The SPLC’s penetration of certain law-enforcement circles is especially alarming. In 2009, Homeland Security Secretary Janet Napolitano was forced to apologize to military veterans for a DHS report to law enforcement entitled “Rightwing Extremism” that warned of the danger of terrorism posed by “returning military veterans from the wars in Iraq and Afghanistan.” The same report similarly smeared pro-life, pro-gun, and pro-Constitution activists with the terrorist label. When DHS was forced, under the Freedom of Information Act, to release the sources for its report, it was revealed that most of its information had come from the SPLC’s discredited “research.”

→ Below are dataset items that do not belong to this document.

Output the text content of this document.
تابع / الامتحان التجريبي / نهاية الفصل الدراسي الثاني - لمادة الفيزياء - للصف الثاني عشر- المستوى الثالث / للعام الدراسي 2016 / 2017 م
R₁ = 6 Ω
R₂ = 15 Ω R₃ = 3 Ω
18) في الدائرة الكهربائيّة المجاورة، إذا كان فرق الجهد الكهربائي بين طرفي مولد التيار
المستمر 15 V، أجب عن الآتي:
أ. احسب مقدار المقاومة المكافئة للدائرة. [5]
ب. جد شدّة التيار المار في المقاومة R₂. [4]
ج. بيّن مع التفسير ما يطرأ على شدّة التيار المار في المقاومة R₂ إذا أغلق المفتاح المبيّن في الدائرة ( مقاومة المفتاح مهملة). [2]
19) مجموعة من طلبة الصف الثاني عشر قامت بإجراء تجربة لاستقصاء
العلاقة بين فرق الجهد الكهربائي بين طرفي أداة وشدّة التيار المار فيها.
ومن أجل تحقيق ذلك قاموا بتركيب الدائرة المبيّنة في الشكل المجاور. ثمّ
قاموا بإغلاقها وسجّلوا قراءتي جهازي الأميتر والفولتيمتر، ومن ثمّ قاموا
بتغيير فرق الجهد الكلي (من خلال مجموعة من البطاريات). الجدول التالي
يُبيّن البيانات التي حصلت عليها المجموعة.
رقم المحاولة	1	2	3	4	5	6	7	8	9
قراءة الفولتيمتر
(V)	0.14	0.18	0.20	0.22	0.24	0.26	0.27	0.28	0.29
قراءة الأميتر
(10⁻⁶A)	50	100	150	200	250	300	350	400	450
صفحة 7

At roughly the same time, in March 2009, the Missouri State Highway Patrol issued a report entitled “The Modern Militia Movement,” which was the product of a federal-state law-enforcement “Fusion Center.”

The authors of the report clearly were attempting to create in the minds of law-enforcement personnel an association between violent “right-wing extremists” and the millions of law-abiding Americans who oppose gun control, the United Nations, the Federal Reserve System, the income tax, illegal immigration, and abortion.

After listing 18 incidents of what it called “noteworthy militia activity” from 1995 through 2008 — some of which involved bombings or armed confrontations with law enforcement — the report stated:

You are the Enemy: The militia subscribes to an antigovernment and NWO [New World Order] mind set, which creates a threat to law enforcement officers. They view the military, National Guard, and law enforcement as a force that will confiscate their firearms and place them in FEMA concentration camps. [Bold emphasis in original.]

The Missouri report reads as if it were taken directly from regular rants of the SPLC. And it sets up law enforcement to view law-abiding Americans who sport bumper stickers opposing abortion, the Federal Reserve, or the United Nations as dangerous extremists and potential terrorists.